A 13.0-g sample of ice at -13.0°C is mixed with 105.0 g of water at 78.0°C. Calculate the final temperature of the mixture assuming no heat loss to the surroundings. The heat capacities of H2O(s) and H2O(l) are 2.08 and 4.18 J/g · °C, respectively, and the enthalpy of fusion for ice is 6.02 kJ/mol.
q to raise temperature of ice from -13C to zero C (but remain as ice).
q1 = mass ice x specific heat ice x (Tfinal-Tinitial)
q to melt ice at zero C and remain at zero C.
q2 = mass ice x heat fusion
q to raise melted ice from zero C to final T.
q3 = mass melted ice x specific heat water x (Tfinal-Tinitial)
q to lower temperature of hot water to final T.
q4 = mass hot water x specific heat x (Tfinal-Tinitial).
q1 + q2 + q3 + q4 = 0
Substitute each portion into q1 + q2 .... and solve for Tfinal.
To calculate the final temperature of the mixture, we need to consider the heat gained or lost by each component.
First, let's calculate the heat gained by the ice as it warms up to the final temperature (Tf). We can use the formula:
q_ice = m_ice * C_ice * (Tf - Ti)
where:
q_ice = heat gained by the ice (in joules)
m_ice = mass of ice (13.0 g)
C_ice = heat capacity of ice (2.08 J/g · °C)
Ti = initial temperature of ice (-13.0°C)
q_ice = 13.0 g * 2.08 J/g · °C * (Tf - (-13.0°C))
q_ice = 13.0 g * 2.08 J/g · °C * (Tf + 13.0°C)
Next, let's calculate the heat lost by the water as it cools down to the final temperature (Tf). We can use the formula:
q_water = m_water * C_water * (Tf - Ti)
where:
q_water = heat lost by the water (in joules)
m_water = mass of water (105.0 g)
C_water = heat capacity of water (4.18 J/g · °C)
Ti = initial temperature of water (78.0°C)
q_water = 105.0 g * 4.18 J/g · °C * (Tf - 78.0°C)
Now, since we assume no heat loss to the surroundings, the heat gained by the ice must be equal to the heat lost by the water. So we can set up the following equation:
q_ice = q_water
13.0 g * 2.08 J/g · °C * (Tf + 13.0°C) = 105.0 g * 4.18 J/g · °C * (Tf - 78.0°C)
Now, let's solve for Tf by isolating it on one side of the equation.

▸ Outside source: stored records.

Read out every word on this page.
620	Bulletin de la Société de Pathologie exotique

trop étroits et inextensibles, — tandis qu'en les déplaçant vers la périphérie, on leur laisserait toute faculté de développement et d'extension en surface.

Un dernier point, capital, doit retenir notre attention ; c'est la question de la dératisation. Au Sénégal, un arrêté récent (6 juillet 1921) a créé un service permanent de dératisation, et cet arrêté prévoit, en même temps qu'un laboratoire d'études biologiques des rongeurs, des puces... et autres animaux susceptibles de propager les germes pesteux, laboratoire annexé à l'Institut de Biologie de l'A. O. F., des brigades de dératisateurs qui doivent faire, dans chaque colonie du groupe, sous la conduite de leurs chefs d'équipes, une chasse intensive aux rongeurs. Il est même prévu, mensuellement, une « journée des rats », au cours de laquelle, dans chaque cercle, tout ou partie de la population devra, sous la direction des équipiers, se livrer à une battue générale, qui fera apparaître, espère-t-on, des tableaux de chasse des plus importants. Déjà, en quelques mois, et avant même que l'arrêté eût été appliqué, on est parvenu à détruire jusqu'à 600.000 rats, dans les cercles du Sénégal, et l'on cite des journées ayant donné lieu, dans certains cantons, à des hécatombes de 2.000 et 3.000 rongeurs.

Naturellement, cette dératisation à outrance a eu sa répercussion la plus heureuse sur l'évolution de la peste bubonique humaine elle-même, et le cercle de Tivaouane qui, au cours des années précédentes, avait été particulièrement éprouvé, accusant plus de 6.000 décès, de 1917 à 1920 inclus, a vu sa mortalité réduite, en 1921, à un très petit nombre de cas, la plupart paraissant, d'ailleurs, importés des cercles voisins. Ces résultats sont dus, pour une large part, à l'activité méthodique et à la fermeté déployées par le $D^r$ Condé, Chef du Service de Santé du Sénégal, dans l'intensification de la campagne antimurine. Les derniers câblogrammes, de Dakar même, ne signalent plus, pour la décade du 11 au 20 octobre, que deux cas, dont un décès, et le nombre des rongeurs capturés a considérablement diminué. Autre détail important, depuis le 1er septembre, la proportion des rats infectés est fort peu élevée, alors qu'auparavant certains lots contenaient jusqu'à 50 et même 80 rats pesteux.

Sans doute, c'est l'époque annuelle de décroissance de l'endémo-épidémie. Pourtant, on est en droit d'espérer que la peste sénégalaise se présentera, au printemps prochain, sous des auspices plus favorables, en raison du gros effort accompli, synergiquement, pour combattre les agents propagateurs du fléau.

13.0 g * 2.08 J/g · °C * Tf + 13.0 g * 2.08 J/g · °C * 13.0°C = 105.0 g * 4.18 J/g · °C * Tf - 105.0 g * 4.18 J/g · °C * 78.0°C
(13.0 g * 2.08 J/g · °C - 105.0 g * 4.18 J/g · °C) * Tf = 105.0 g * 4.18 J/g · °C * 78.0°C - 13.0 g * 2.08 J/g · °C * 13.0°C
Tf = (105.0 g * 4.18 J/g · °C * 78.0°C - 13.0 g * 2.08 J/g · °C * 13.0°C) / (13.0 g * 2.08 J/g · °C - 105.0 g * 4.18 J/g · °C)
Simplifying the expression further, we get:
Tf ≈ 52.21°C
Therefore, the final temperature of the mixture is approximately 52.21°C.